The brakes on the SCTruck went soft and the brake light was illuminated. The pedal would slowly drop to the floor. My first guess was "bad master cylinder". Which translates into "Master Cylinder and power booster" because the fluid tends to leak past the master cylinder and into the power booster which eats a hole in the diaphram. Anyway the whole package is about $200.
But a close inspection of the area around the booster and inside the pedal turned up not a trace of brake fluid. Hmmm... That's odd. The pedal slowly dropping to the floor means the fluid is going somewhere. The puddle formed on the garage floor at the left front. I beckoned for help from the rest of the SCCrew and the SCQueen answered. "Step on the brake - I need to find the leak."
She did and I did. A fine stream shot from the hose down to the caliper. In most cars that's not a big deal. They all have standard ends. You go down to the local parts purveyor and buy a similar length hose for $10 and all is well. But Nissan has a funky end and special bolt that brings the fluid down the center of the bolt. Ugg, probably a dealer only part. Instead of $10 today, it will probably be $60 and 6 weeks.
But the local import-specialty parts purveyor said "I have it in the warehouse. Will be here after 9:30am tomorrow". Today the installation was attempted. Felt like it seated OK but fluid leaked out at the mating face. Hmmm, maybe it's upside down. Nope, Still leaks.
Lets take a close look at the parts. First lets look at Slot B. This shows the bolt hole and slot. If you look close at the slot, there is a small 45 or 60 degree ramp at the bottom of the slot, apparently to precisely position the hose fitting. That means the tab width and distance from the face to the tab are the critical dimensions. If it's too wide or the corner is too close to the mating face, it won't seat correctly.

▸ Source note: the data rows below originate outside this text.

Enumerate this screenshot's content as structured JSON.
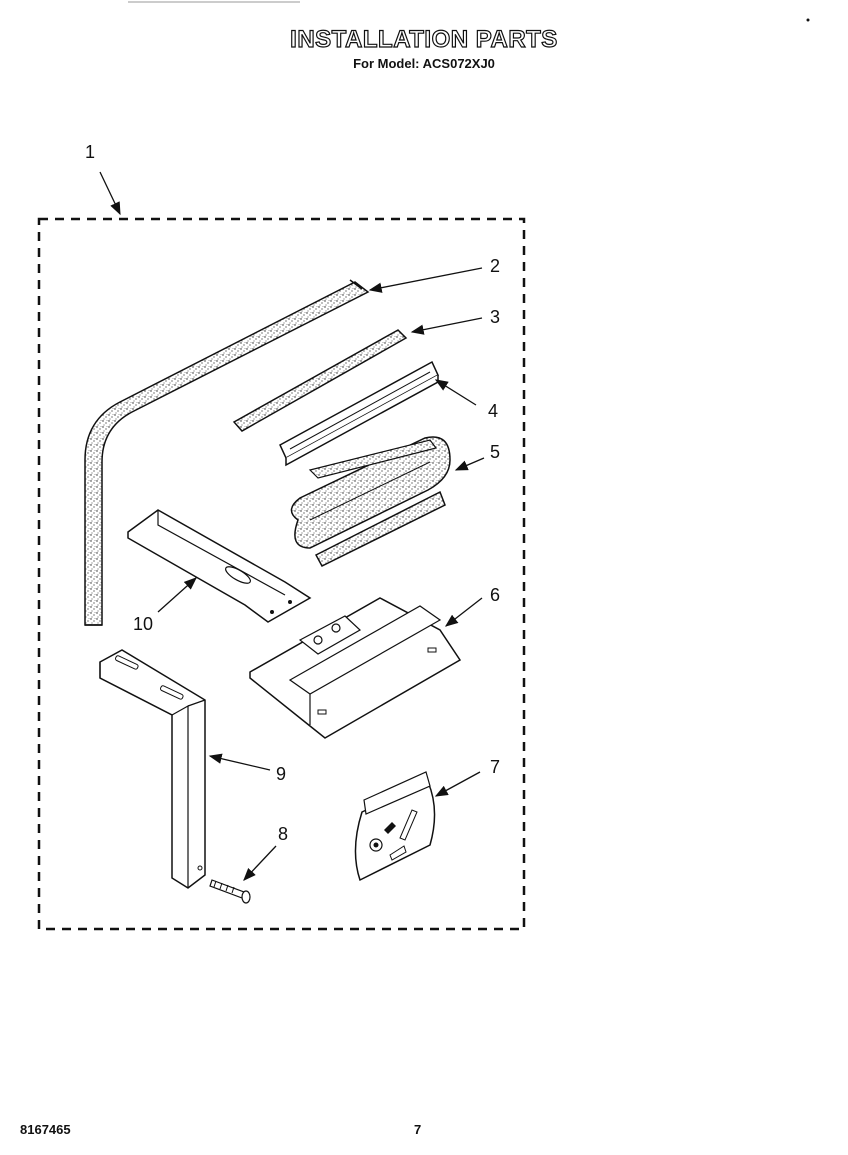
{
  "header": {
    "title": "INSTALLATION PARTS",
    "subtitle": "For Model: ACS072XJ0"
  },
  "footer": {
    "doc_number": "8167465",
    "page_number": "7"
  },
  "callouts": [
    "1",
    "2",
    "3",
    "4",
    "5",
    "6",
    "7",
    "8",
    "9",
    "10"
  ]
}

So now lets compare Tab-A on the original part (top) to the replacement (bottom). It might be obvious to the eye the distance from the mating surface (left side of picture) to the bottom of the tab is different. Less obvious, the tab is wider on the new part. Measured with a caliper, the mating face-bottom tab distance was closer by 20 thousandths and the width is 10 thou over. That explains the failure to seat the mating surface which allowed the fluid to leak.

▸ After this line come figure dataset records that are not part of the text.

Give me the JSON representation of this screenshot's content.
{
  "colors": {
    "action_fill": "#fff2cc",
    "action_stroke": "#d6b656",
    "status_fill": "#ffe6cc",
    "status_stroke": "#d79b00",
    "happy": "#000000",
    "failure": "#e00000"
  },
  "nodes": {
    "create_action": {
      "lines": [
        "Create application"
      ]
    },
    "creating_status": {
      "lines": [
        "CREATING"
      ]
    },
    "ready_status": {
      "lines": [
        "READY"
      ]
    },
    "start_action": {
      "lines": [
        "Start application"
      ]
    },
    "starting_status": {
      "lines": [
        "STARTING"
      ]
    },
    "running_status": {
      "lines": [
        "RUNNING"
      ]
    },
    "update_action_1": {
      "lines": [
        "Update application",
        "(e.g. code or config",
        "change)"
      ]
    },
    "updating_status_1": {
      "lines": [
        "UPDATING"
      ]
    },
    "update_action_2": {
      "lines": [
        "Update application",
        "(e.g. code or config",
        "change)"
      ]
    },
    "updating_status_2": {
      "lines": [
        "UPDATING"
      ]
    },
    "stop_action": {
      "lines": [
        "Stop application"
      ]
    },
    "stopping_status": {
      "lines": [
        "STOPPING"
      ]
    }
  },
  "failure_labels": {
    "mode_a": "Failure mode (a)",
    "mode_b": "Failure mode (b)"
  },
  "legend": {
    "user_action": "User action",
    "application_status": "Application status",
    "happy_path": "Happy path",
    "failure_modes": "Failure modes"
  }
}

Now this is a problem I can correct in a few minutes with a file. But dang it, the part should be right! I shouldn't have to modify a part to make it work. Besides, if I do a bunch of filing on the part and run into a different problem, they won't take it back.
The SCQueen suggested I call the parts purveyor. I explained that the part they sold me wouldn't seat. It appears the tab is ground to shape and sloppily done in this case. The parts-purveyor wants to make it right and will have another hose Monday AM. But he confirmed my suspicion that they would not be able to take back any modified part. So the choice is to modify the part or wait until Monday for a new part which may or may not be closer to the original. The downside is that the truck will be down for the weekend. Fortunately the truck is normally the "spare car"* so it doesn't have to be fixed tonight. We may end up back at the $60/6week dealer only option.
* As one that maintains their own vehicle, a spare car is the penultimate luxury. A spare car means "I don't have to fix this tonight" or "I don't have to ride my bike to the parts purveyor". In the past I have done both - worked until the wee hours of the AM because I needed to drive it to work tomorrow, and ridden a bicycle to buy parts. A garage to work in is the ultimate luxury!